Thanks to their capability to learn generalizable descriptors directly from images, deep Convolutional Neural Networks (CNNs) seem the ideal solution to most pattern recognition problems. On the other hand, to learn the image representation, CNNs need huge sets of annotated samples that are unfeasible in many every-day scenarios. This is the case, for example, of Computer-Aided Diagnosis (CAD) systems for digital pathology, where additional challenges are posed by the high variability of the cancerous tissue characteristics. In our experiments, state-of-the-art CNNs trained from scratch on histological images were less accurate and less robust to variability than a traditional machine learning framework, highlighting all the issues of fully training deep networks with limited data from real patients. To solve this problem, we designed and compared three transfer learning frameworks, leveraging CNNs pre-trained on non-medical images.

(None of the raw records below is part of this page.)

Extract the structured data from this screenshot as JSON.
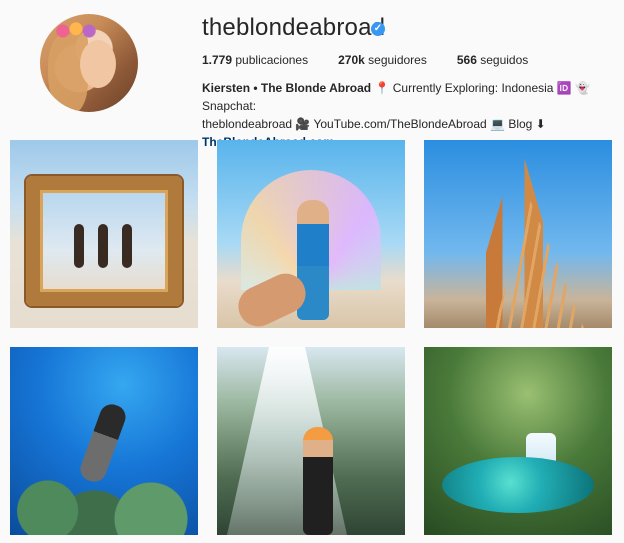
{
  "profile": {
    "username": "theblondeabroad",
    "verified_badge": "verified-checkmark-icon",
    "stats": {
      "posts": {
        "count": "1.779",
        "label": "publicaciones"
      },
      "followers": {
        "count": "270k",
        "label": "seguidores"
      },
      "following": {
        "count": "566",
        "label": "seguidos"
      }
    },
    "bio": {
      "name": "Kiersten • The Blonde Abroad",
      "line1_rest": "📍 Currently Exploring: Indonesia 🆔 👻 Snapchat:",
      "line2": "theblondeabroad 🎥 YouTube.com/TheBlondeAbroad 💻 Blog ⬇",
      "link": "TheBlondeAbroad.com"
    }
  },
  "grid": {
    "posts": [
      {
        "name": "post-desert-frame"
      },
      {
        "name": "post-burning-man-arch"
      },
      {
        "name": "post-golden-tower"
      },
      {
        "name": "post-scuba-dive"
      },
      {
        "name": "post-waterfall"
      },
      {
        "name": "post-jungle-lagoon"
      }
    ]
  },
  "colors": {
    "background": "#fafafa",
    "text": "#262626",
    "link": "#003569",
    "verified_blue": "#3897f0"
  }
}
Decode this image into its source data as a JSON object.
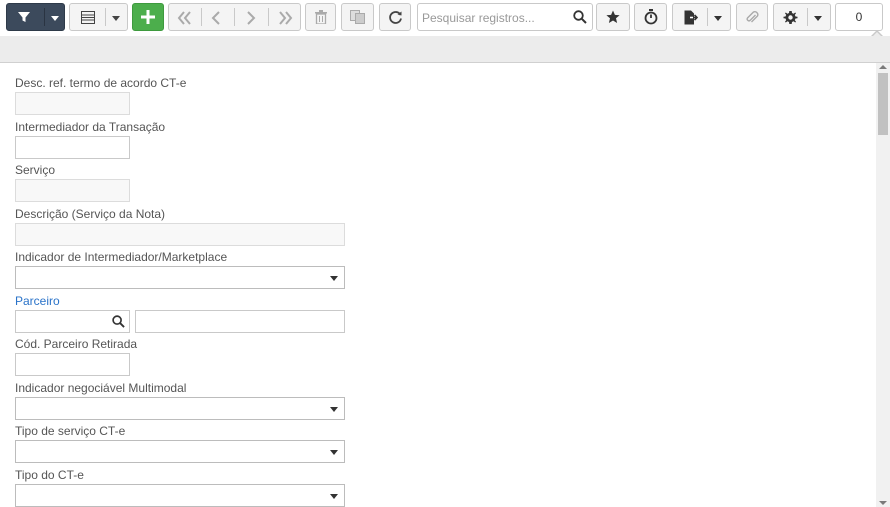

This approach obtained very high accuracy, requiring much less computational resource for the training. Our findings demonstrate that transfer learning is a solution to the automated classification of histological samples and solves the problem of designing accurate and computationally-efficient CAD systems with limited training data.

Highlights

  • Histological image analysis is the gold standard for the primary diagnosis and assessment of c large number of cancers [1]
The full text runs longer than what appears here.